Please pardon the sharp right turn with this next question…
Is it childish to get a Frappuccino and a cake pop from Starbucks?
Last week, I was driving my friend somewhere and she asked if we could stop by Starbucks. I don’t usually go to Starbucks but she offered to pay and I wanted coffee. We get to the drive-thru and I order a Frappuccino and a cake pop. For the entire time we’re in the line to the window, my friend has this weird pinched look on her face.
After we pull out, she says, “Isn’t that a kid’s order? I’ve never met an adult who orders a Frappuccino, let alone one with a cake pop…” Now, this hurt my feelings. But I am a very non-confrontational person, so I just said, “Oh,” and moved on. Now, a week later, she’s brought it up (as a mean joke) nearly every day since.
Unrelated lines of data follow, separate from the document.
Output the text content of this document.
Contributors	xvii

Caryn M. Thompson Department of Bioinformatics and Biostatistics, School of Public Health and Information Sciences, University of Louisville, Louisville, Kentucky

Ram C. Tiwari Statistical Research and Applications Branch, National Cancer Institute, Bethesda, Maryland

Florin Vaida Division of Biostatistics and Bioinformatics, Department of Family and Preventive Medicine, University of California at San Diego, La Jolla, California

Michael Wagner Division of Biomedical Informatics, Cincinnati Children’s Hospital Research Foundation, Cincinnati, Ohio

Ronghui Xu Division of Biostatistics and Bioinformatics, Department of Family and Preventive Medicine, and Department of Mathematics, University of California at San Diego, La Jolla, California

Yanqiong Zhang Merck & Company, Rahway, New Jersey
Dear Cake Pop Demon Hunter,
Benefit of the doubt: Your friend is making what she thinks is a harmless joke and does not realize that it’s hurting you.
Of course, not everyone deserves the benefit of the doubt. Some people are, in the wise words of NeNe Leakes, so nasty and so rude. But this person is your friend, and I’d hope you are not friends with someone terrible. Also, you haven’t told her how these jokes make you feel, so we can forgive the fact that she doesn’t know.
Next time she makes a joke about this, just tell her the truth: “Hey, the teasing about my Starbucks order is actually hurtful to me. Can you please cut it out?” I suspect it might be that simple.
And to answer your first question about whether it’s childish for an adult to order a cake pop: No! Getting to buy yourself treats is the one good thing about adulthood. The rest is just paying taxes and being put on hold by your insurance company. Enjoy your treats.
4.
Sharks, I am seeking $100,000 for my latest invention: A cake pop that is strictly for the 18-plus crowd.
Guaranteed to take the edge off.
My ex gave me a 3D-printed cat figurine when we were dating. I am now in a new relationship and would like to get rid of my ex’s old gift. Would it be wrong of me to give it to my new boyfriend? He is very much into 3D printing and regularly prints lots of cool stuff. Or should I keep it in my drawer and continue to let it collect dust?
Would it be wrong to give it to him? Nah. A little weird? Sure. But weird is fun! Relationships are built on shared weirdnesses. If you’re not bothered by your boyfriend having this trinket and he’s not bothered by its origin story, then you’re the same type of weird and that’s beautiful.
Just make sure you’re upfront about the origin story, though. Deceiving him about where it came from would, of course, be wrong.